Review:
This volume collects Frederick Crews's two controversial essays on Freud from the New York Review of Books, "The Unknown Freud" and "The Revenge of the Repressed," as well as some of the critical letters provoked by their original publication in 1993 and 1994. In these essays, Crews elaborates upon his belief that "the relatively patent and vulgar pseudoscience of recovered memory rests in appreciable measure on the respectable and entrenched pseudoscience of psychoanalysis." Recovered memory therapy, according to his thesis, is a grossly negative practice that, in turn, has its origins in Freudian assumptions about psychoanalysis--assumptions that Crews charges were based on fraudulent data and intellectual bullying. As the reader responses indicate, these ideas were like a grenade tossed into the center of psychoanalytic culture, made all the more powerful by Crews's lively prose.
From Publishers Weekly:
Crews mounts a slashing critique of Sigmund Freud's mistaken diagnoses, sexist hectoring of patients, exaggeration of results, equivocation and attempts to cover up therapeutic disasters.
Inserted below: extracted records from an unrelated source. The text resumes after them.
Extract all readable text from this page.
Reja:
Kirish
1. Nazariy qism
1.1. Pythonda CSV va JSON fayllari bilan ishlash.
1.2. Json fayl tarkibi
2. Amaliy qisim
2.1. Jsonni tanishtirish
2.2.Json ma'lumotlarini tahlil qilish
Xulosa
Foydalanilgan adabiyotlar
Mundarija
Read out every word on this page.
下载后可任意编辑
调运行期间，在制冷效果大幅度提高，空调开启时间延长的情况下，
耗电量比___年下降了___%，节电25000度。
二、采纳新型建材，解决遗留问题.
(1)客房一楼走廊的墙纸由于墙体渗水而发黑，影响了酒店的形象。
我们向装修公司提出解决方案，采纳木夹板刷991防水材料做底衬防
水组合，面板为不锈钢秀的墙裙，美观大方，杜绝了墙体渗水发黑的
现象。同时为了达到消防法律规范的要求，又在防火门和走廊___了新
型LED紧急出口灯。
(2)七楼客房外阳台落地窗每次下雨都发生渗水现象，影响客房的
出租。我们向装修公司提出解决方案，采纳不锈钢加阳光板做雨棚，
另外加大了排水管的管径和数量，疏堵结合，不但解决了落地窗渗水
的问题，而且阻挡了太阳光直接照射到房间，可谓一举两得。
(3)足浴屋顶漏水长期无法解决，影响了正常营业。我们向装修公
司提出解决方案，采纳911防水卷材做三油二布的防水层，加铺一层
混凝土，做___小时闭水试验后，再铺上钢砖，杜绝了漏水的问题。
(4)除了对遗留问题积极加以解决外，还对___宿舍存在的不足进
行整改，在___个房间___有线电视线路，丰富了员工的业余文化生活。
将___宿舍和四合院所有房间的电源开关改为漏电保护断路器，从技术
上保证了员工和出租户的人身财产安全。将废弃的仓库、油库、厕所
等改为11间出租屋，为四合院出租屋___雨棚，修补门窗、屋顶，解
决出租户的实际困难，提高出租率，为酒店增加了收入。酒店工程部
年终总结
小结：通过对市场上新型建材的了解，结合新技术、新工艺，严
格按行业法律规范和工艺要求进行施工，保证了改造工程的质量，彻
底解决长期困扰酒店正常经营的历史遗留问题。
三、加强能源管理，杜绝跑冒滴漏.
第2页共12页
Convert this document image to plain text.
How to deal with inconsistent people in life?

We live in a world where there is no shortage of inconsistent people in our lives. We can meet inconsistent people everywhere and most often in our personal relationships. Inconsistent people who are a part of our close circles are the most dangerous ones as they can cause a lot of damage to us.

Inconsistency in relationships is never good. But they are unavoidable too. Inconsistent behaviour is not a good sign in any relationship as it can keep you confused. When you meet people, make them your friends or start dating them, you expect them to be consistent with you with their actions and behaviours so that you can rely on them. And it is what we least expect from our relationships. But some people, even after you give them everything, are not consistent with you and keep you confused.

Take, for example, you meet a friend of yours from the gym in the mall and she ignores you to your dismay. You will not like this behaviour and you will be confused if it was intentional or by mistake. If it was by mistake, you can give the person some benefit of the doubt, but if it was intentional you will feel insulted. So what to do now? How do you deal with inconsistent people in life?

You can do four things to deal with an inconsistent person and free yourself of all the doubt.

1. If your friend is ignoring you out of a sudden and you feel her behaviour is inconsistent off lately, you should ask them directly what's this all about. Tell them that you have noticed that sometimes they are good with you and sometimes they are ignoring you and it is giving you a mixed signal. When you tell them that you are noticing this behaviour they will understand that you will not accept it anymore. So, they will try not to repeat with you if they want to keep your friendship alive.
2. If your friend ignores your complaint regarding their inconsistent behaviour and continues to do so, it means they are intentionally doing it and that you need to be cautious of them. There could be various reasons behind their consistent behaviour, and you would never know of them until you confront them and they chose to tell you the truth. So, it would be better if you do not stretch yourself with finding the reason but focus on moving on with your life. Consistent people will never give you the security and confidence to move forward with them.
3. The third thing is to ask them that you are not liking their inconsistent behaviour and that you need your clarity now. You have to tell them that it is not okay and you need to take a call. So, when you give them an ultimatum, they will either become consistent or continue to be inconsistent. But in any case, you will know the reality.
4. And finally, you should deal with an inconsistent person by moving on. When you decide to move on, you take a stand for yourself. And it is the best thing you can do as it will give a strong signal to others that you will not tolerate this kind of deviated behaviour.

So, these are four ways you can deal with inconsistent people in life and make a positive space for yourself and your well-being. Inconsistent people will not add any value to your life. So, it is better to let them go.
According to this distinguished critic and professor emeritus (UC Berkeley), Freud ascribed to some patients repressed oedipal sexual desires after he had unsuccessfully goaded them to remember childhood incest or molestation. Furthermore, Crews maintains, Freud in 1905 retroactively changed the alleged seducers of infants to fathers, whereas in his reports of the previous decade, they were said to have been siblings, strangers, teachers, governesses. Freud's brainchild, psychoanalysis, was and remains a pseudoscience, in Crews's estimate. Its offspring, he asserts, is today's recovered-memory movement, which he believes is deluding countless patients, mostly women, into leveling false charges of sexual abuse based on supposedly recovered memories that, in Crews's opinion, are often manufactured through overzealous or incompetent therapists' suggestions. This volume contains three articles that Crews published in the New York Review of Books in 1993 and 1994, together with his fiercely contentious exchanges with 19 letter-writers, mostly psychoanalysts, who challenged his views.